Iraqi opposition figures in Europe and Arab diplomats say that the rebellion Wednesday was led by the very Sunni clansmen who fought for President Hussein four years ago when other Iraqis -- Kurds and Shiite Muslims -- rose up to try to oust him after the gulf war.

The Iraqi government Friday ridiculed U.S. government reports of the mutiny near Baghdad, describing such reports as "impetuous wishes rather than reality."

The troops who mutinied last week, part of Mr. Hussein's elite Republican Guard, were said to have acted more out of wounded tribal pride than a desire to overthrow him.

They were reportedly avenging the execution in mid-May of 12 clansmen who had been charged with plotting a coup.

Mr. Hussein's practice of ostracizing an entire clan for the crime of one of its members appears to have led to this latest revolt and to an uprising last year by another tribe, said figures from the Iraqi National Assembly, an opposition group based in London.

Led by Gen. Turki Ismail Dulaimi and by men from the Dulaimi clan, the troops reportedly exchanged fire with forces loyal to Mr. Hussein near a radio station in the Ar Ramadi area, 25 miles west of Baghdad.

Like scores of other Sunni Muslim clans, including the Jabouris, Majids and Hassans, the Dulaimis have been nurtured by the government as an essential pool for recruits to fill command posts in the army, intelligence and Mr. Hussein's bodyguards.

Mr. Hussein is himself from the village of Tikrit on the Tigris River 100 miles northwest of Baghdad. After he came to power in 1979, the Iraqi leader picked many of his ruling coterie from that area, and they came to be called the Tikritis.
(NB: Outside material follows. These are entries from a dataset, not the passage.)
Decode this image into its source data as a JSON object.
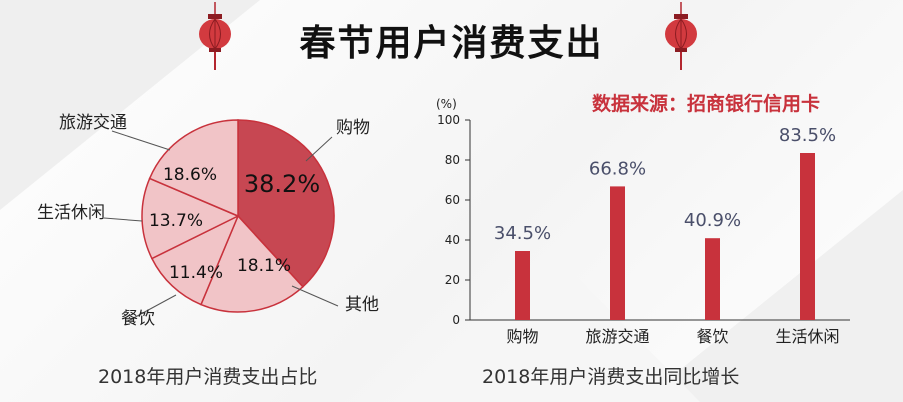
{
  "page": {
    "title": "春节用户消费支出",
    "source": "数据来源：招商银行信用卡"
  },
  "colors": {
    "accent": "#c8323c",
    "pie_highlight": "#c74752",
    "pie_light": "#f1c4c7",
    "pie_stroke": "#c8323c",
    "bar": "#c8323c",
    "bar_label": "#4a4f6a"
  },
  "chart_data": [
    {
      "type": "pie",
      "title": "2018年用户消费支出占比",
      "categories": [
        "购物",
        "其他",
        "餐饮",
        "生活休闲",
        "旅游交通"
      ],
      "values": [
        38.2,
        18.1,
        11.4,
        13.7,
        18.6
      ],
      "value_labels": [
        "38.2%",
        "18.1%",
        "11.4%",
        "13.7%",
        "18.6%"
      ],
      "highlight": "购物"
    },
    {
      "type": "bar",
      "title": "2018年用户消费支出同比增长",
      "categories": [
        "购物",
        "旅游交通",
        "餐饮",
        "生活休闲"
      ],
      "values": [
        34.5,
        66.8,
        40.9,
        83.5
      ],
      "value_labels": [
        "34.5%",
        "66.8%",
        "40.9%",
        "83.5%"
      ],
      "unit_label": "(%)",
      "ylim": [
        0,
        100
      ],
      "yticks": [
        0,
        20,
        40,
        60,
        80,
        100
      ]
    }
  ]
}
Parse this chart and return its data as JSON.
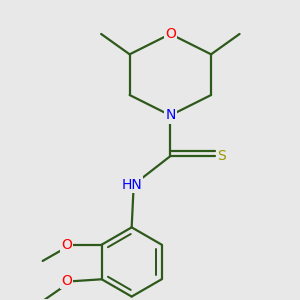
{
  "bg_color": "#e8e8e8",
  "bond_color": "#2d5a1b",
  "bond_width": 1.6,
  "atom_colors": {
    "O": "#ff0000",
    "N": "#0000ff",
    "S": "#999900",
    "C": "#2d5a1b",
    "H": "#2d5a1b"
  },
  "font_size": 9,
  "figsize": [
    3.0,
    3.0
  ],
  "dpi": 100,
  "xlim": [
    -2.5,
    3.5
  ],
  "ylim": [
    -4.5,
    2.8
  ]
}
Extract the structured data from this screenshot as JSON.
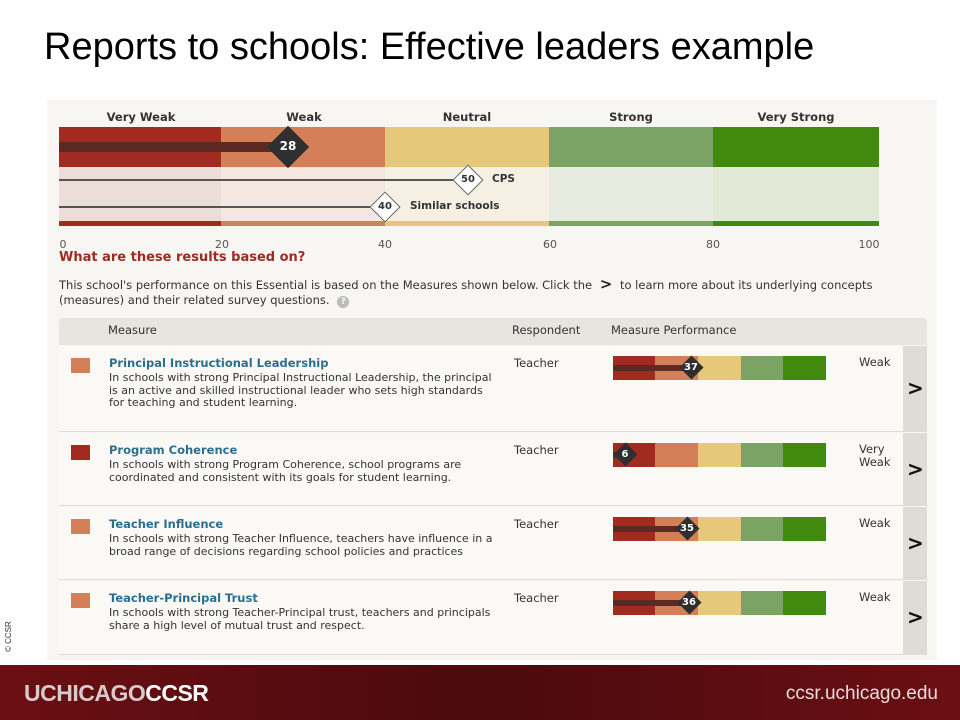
{
  "slide": {
    "title": "Reports to schools: Effective leaders example"
  },
  "scale": {
    "categories": [
      "Very Weak",
      "Weak",
      "Neutral",
      "Strong",
      "Very Strong"
    ],
    "colors": [
      "#a12a21",
      "#d57f59",
      "#e6c87a",
      "#7aa364",
      "#428a0e"
    ],
    "ticks": [
      "0",
      "20",
      "40",
      "60",
      "80",
      "100"
    ],
    "school_score": "28",
    "references": [
      {
        "value": "50",
        "label": "CPS"
      },
      {
        "value": "40",
        "label": "Similar schools"
      }
    ]
  },
  "section": {
    "question": "What are these results based on?",
    "intro_part1": "This school's performance on this Essential is based on the Measures shown below. Click the",
    "intro_arrow": ">",
    "intro_part2": "to learn more about its underlying concepts (measures) and their related survey questions.",
    "help_icon": "?"
  },
  "table": {
    "headers": {
      "measure": "Measure",
      "respondent": "Respondent",
      "performance": "Measure Performance"
    },
    "rows": [
      {
        "title": "Principal Instructional Leadership",
        "description": "In schools with strong Principal Instructional Leadership, the principal is an active and skilled instructional leader who sets high standards for teaching and student learning.",
        "respondent": "Teacher",
        "score": "37",
        "rating": "Weak",
        "swatch": "#d57f59",
        "chevron": ">"
      },
      {
        "title": "Program Coherence",
        "description": "In schools with strong Program Coherence, school programs are coordinated and consistent with its goals for student learning.",
        "respondent": "Teacher",
        "score": "6",
        "rating": "Very Weak",
        "swatch": "#a12a21",
        "chevron": ">"
      },
      {
        "title": "Teacher Influence",
        "description": "In schools with strong Teacher Influence, teachers have influence in a broad range of decisions regarding school policies and practices",
        "respondent": "Teacher",
        "score": "35",
        "rating": "Weak",
        "swatch": "#d57f59",
        "chevron": ">"
      },
      {
        "title": "Teacher-Principal Trust",
        "description": "In schools with strong Teacher-Principal trust, teachers and principals share a high level of mutual trust and respect.",
        "respondent": "Teacher",
        "score": "36",
        "rating": "Weak",
        "swatch": "#d57f59",
        "chevron": ">"
      }
    ]
  },
  "footer": {
    "logo_part1": "UCHICAGO",
    "logo_part2": "CCSR",
    "url": "ccsr.uchicago.edu",
    "copyright": "© CCSR"
  }
}
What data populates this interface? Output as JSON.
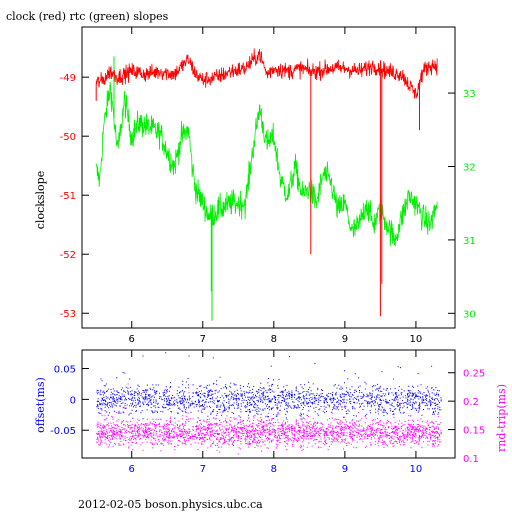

Since the gulf war, Mr. Hussein, who is a Sunni, restructured his inner core of supporters around his family clan, followed by circles of other loyal Sunni clans and Republican Guard units from these same families. Inevitably this alliance has suffered from rivalries.

"The military significance of this revolt is debatable," said Ali Zaki of the Iraqi National Assembly. "But the fact that those who were breathing life into it are elders and members of the Dulaimi clans is far more significant."

An Arab diplomat said the mutiny and a similar uprising by the Jabouri clan last year indicate widening problems for Mr. Hussein. He said they also showed that the Iraqi leader plans to fight to solidify his core of loyalists.